Les députés français ont voté dans la nuit de lundi à mardi un arsenal de mesures qui s’imposeraient à des condamnés pour terrorisme une fois sortis de prison. Le texte, présenté par le groupe LREM, est rejeté par la gauche qui dénonce une « peine après la peine ». Le Sénat doit désormais se prononcer.
L’Assemblée nationale française a voté, dans la nuit de lundi 22 à mardi 23 juin, une proposition de loi LREM controversée prévoyant des « mesures de sûreté » pour les condamnés pour terrorisme, à l’issue de leur peine.
L’autorité judiciaire pourra imposer durant cinq ou dix ans à ces personnes l’obligation de répondre aux convocations du juge d’application des peines, d’établir sa résidence en un lieu déterminé, des interdictions d’entrer en relation et de paraître dans certains lieux, et encore l’obligation de pointage ainsi que, sous réserve de l’accord de la personne, le port du bracelet électronique.
Comme les élus MoDem, la ministre de la Justice Nicole Belloubet s’est prononcée contre le bracelet, « mesure la plus attentatoire à la liberté » parmi cet arsenal. Mais les « marcheurs », dont l’ancien patron du Raid Jean-Michel Fauvergue, ont jugé le bracelet « incontournable » et ont prévu qu’il permette de réduire le pointage à une fois par semaine.
Une « fuite en avant »
À l’issue d’âpres débats, les députés LREM, LR et UDI ont voté l’ensemble de cette proposition de loi en faveur de « la sécurité des Français », le groupe LFI contre ce qu’il voit comme une « fuite en avant » et « un semblant de peine » pour ces terroristes sortis de détention. Socialistes et communistes se sont eux abstenus sur un texte « dangereux par rapport aux principes fondateurs du droit ».
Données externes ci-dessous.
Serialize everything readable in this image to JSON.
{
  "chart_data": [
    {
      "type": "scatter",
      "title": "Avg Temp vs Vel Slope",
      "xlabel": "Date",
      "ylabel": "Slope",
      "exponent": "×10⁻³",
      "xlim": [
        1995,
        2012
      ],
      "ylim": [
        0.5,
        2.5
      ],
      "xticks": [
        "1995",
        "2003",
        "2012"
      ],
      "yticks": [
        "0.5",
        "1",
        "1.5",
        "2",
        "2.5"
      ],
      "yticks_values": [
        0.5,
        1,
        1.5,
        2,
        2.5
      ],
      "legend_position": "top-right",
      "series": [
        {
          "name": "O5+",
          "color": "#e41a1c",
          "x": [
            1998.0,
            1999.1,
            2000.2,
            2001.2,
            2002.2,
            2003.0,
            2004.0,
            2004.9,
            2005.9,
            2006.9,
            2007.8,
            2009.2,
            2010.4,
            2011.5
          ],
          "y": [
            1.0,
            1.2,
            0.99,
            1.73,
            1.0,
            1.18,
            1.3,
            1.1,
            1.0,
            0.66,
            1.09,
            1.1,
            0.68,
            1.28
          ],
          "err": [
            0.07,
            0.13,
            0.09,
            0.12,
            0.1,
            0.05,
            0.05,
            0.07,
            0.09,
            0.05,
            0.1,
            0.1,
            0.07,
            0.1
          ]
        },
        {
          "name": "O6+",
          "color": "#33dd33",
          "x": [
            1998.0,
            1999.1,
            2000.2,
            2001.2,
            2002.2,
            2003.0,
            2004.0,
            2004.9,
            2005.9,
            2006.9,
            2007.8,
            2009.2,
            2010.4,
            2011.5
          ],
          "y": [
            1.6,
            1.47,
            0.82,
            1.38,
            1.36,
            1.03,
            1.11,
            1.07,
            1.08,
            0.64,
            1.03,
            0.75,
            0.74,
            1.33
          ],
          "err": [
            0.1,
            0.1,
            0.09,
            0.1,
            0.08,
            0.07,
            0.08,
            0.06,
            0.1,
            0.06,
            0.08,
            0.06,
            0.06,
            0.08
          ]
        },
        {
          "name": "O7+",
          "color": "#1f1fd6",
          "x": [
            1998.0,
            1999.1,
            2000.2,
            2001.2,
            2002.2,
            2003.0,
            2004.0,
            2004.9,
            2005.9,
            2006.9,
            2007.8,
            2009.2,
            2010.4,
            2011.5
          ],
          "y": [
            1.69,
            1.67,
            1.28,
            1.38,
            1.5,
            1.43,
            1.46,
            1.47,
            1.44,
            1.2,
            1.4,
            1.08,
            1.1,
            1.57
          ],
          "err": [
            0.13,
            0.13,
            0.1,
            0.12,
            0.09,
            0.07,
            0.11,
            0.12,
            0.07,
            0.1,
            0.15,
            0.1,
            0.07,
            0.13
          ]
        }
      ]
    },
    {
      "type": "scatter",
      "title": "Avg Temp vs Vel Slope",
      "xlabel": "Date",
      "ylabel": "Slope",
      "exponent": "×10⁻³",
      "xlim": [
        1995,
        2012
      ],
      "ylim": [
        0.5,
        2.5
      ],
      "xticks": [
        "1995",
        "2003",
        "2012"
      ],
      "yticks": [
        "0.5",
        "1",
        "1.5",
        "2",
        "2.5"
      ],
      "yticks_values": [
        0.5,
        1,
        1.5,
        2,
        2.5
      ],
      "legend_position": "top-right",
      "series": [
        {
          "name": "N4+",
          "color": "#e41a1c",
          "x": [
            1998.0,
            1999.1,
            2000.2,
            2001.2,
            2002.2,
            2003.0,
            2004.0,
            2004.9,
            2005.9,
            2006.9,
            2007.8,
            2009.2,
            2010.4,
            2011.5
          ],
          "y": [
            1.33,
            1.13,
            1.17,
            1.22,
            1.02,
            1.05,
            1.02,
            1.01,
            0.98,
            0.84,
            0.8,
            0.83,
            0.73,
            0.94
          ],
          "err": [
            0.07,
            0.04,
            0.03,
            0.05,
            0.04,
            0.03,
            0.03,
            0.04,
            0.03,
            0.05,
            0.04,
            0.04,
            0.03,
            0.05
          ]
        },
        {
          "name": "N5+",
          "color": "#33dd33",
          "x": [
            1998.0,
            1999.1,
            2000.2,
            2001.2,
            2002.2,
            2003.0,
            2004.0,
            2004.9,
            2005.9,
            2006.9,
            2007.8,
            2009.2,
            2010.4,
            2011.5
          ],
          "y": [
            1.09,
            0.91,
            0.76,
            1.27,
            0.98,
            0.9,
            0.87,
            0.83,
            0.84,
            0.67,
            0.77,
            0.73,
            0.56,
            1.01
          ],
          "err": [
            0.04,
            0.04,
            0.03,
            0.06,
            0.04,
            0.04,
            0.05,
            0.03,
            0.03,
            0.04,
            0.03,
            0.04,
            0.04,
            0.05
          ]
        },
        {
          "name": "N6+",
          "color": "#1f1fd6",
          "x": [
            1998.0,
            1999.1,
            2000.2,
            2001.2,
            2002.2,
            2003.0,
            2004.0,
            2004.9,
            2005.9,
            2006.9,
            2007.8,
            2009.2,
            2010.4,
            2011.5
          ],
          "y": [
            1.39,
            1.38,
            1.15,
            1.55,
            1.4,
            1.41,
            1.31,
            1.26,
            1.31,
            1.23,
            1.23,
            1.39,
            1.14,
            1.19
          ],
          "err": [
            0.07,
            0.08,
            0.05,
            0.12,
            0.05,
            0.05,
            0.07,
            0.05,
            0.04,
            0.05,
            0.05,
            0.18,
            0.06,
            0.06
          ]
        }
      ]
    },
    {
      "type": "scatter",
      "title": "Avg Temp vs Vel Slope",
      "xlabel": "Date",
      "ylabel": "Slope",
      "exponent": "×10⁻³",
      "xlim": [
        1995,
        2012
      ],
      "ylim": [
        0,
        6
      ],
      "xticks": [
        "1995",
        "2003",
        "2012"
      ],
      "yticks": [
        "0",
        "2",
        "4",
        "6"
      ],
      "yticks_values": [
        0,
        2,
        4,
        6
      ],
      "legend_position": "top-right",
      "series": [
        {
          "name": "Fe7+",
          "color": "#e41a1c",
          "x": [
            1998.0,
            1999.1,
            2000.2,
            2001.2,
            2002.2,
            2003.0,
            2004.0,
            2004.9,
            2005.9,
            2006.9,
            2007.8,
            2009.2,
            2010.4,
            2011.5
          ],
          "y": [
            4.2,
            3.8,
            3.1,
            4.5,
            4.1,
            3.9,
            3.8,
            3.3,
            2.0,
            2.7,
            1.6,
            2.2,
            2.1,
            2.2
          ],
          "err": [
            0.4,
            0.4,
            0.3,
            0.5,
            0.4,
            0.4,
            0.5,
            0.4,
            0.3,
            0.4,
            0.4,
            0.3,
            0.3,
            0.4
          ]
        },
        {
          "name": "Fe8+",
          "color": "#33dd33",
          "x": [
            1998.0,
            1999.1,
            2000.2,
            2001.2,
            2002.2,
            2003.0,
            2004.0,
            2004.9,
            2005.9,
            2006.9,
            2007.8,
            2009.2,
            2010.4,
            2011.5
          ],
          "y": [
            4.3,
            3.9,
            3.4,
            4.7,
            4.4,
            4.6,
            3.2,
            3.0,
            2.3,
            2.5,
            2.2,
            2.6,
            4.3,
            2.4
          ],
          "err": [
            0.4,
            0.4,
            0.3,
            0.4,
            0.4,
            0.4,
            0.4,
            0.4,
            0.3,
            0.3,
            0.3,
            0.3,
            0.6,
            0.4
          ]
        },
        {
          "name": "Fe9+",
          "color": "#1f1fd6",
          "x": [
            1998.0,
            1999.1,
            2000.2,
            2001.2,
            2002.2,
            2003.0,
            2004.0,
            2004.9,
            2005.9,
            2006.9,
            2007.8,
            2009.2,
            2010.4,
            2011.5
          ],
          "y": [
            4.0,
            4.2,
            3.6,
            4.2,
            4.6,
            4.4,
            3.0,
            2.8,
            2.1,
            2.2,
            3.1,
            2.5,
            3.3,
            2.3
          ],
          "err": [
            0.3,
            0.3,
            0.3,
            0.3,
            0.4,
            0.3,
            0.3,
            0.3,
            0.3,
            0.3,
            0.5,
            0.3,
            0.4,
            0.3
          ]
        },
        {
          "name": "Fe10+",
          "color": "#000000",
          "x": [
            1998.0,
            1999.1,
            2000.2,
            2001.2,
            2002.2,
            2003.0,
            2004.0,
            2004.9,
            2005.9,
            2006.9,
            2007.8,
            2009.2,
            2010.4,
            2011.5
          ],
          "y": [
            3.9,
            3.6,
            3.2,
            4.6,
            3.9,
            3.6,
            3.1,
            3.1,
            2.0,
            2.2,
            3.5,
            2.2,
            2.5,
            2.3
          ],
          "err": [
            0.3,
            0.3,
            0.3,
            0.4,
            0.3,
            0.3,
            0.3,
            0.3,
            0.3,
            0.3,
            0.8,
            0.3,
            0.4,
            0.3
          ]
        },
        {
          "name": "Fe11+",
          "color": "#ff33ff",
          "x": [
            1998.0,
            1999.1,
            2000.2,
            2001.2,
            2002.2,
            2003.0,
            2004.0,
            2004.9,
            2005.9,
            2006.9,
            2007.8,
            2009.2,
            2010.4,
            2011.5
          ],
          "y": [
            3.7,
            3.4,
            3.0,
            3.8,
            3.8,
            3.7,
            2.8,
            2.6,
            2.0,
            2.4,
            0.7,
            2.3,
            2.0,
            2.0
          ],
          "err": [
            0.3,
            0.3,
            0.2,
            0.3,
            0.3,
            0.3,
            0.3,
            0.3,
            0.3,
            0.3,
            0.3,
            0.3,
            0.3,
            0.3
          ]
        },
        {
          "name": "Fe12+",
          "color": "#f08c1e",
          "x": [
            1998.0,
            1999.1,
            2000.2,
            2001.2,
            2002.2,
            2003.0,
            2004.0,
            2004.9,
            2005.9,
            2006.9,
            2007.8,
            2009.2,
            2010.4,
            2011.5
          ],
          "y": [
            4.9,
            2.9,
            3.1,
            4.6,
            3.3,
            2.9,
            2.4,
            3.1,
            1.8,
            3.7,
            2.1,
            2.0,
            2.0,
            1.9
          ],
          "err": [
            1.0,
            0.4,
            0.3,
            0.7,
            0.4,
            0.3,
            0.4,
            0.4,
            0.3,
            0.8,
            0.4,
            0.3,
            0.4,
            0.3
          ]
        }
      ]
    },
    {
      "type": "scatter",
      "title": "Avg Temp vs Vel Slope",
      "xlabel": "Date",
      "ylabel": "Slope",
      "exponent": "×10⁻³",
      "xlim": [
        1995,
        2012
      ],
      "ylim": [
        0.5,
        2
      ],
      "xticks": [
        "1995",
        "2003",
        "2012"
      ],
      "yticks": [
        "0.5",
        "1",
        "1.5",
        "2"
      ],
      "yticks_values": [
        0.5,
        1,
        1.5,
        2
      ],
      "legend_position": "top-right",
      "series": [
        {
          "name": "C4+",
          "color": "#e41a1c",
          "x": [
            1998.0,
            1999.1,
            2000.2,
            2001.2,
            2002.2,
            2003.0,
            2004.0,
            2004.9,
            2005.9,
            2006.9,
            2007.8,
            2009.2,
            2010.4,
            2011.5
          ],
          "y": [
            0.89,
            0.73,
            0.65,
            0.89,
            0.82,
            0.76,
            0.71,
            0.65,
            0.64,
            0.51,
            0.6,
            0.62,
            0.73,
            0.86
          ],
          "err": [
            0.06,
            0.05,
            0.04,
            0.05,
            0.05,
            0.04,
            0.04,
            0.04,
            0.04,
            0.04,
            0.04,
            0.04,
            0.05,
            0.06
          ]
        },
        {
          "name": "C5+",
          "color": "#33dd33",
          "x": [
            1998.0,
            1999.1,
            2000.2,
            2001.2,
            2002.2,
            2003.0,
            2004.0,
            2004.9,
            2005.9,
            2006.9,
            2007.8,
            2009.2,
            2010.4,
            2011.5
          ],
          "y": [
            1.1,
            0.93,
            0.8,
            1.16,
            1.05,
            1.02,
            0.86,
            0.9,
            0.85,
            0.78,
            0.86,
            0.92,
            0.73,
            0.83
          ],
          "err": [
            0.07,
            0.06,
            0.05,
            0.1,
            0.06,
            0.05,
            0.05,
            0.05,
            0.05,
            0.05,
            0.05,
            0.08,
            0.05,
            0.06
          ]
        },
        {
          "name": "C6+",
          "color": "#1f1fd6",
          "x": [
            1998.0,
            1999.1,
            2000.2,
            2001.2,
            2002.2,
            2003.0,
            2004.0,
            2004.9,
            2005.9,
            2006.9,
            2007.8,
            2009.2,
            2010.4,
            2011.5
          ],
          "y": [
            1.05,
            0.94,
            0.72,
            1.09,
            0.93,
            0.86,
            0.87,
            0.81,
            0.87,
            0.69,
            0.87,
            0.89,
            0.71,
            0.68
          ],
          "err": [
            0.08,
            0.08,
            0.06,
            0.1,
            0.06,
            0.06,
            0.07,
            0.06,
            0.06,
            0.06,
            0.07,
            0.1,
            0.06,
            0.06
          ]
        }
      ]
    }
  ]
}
« La menace est de plus en plus endogène » : « Des personnes condamnées pour des faits de terrorisme vont sortir de prison », environ 150 dans les trois prochaines années, dont « certains sont encore très dangereux », a expliqué Yaël Braun-Pivet, présidente LREM de la commission des Lois. « Or nous n’avons pas tous les outils nécessaires pour assurer leur suivi. »
Ces personnes « ont été condamnées dans les années 2010 très souvent pour des délits », d’où ces « sorties sèches », sans « accompagnement judiciaire » mais avec toutefois une année possible de contrôle administratif, selon l’autre auteur de la proposition de loi, Raphaël Gauvain. Les peines pour terrorisme n’ont été durcies qu’en 2016 après la vague d’attentats sur le sol français.
Un « impérieux besoin d’équilibre »
La ministre de la Justice Nicole Belloubet a globalement soutenu la proposition LREM, tout en mettant en avant un « impérieux besoin d’équilibre » : pas question « d’instaurer une quelconque forme de justice prédictive », sur la base d’un « simple soupçon » quant à la dangerosité de la personne.
Le texte doit être rapidement examiné par le Sénat, en vue d’une adoption définitive d’ici fin juillet. Des sénateurs emmenés par Philippe Bas (LR) ont déposé une proposition de loi similaire en mars, laissant augurer une convergence entre les deux chambres.
« Nous sommes sur une ligne de crête », relève Yaël Braun-Pivet : les mesures de sûreté ne doivent pas s’apparenter à une peine, au risque de ne pouvoir s’appliquer aux personnes déjà jugées. Or les « marcheurs » visent une application immédiate.
« La peine après la peine »
Le Conseil national des barreaux (CNB), qui représente les 70 000 avocats de France, avait adopté début juin une motion contre « la peine après la peine », dénonçant un texte remettant en cause les garanties de l’État de droit et contraire à la déclaration des droits de l’Homme.
Les députés de gauche, des groupes Libertés et territoires et EDS font la même critique. « L’objectif politique de ce texte est d’agiter les peurs en adoubant une nouvelle fois les thèses de l’extrême droite », dénoncent les Insoumis, qui pointent un renoncement « à la réinsertion de ces personnes ».
Un suivi social, éducatif ou psychologique figure dans l’éventail des mesures à la main de la justice, répond Yaël Braun-Pivet, qui souligne que certains condamnés sont « demandeurs de cet accompagnement ».
La garde des Sceaux a rappelé que 514 personnes sont détenues pour des faits de terrorisme islamiste, et 760 autres sont des détenus de droit commun « susceptibles d’être radicalisés ».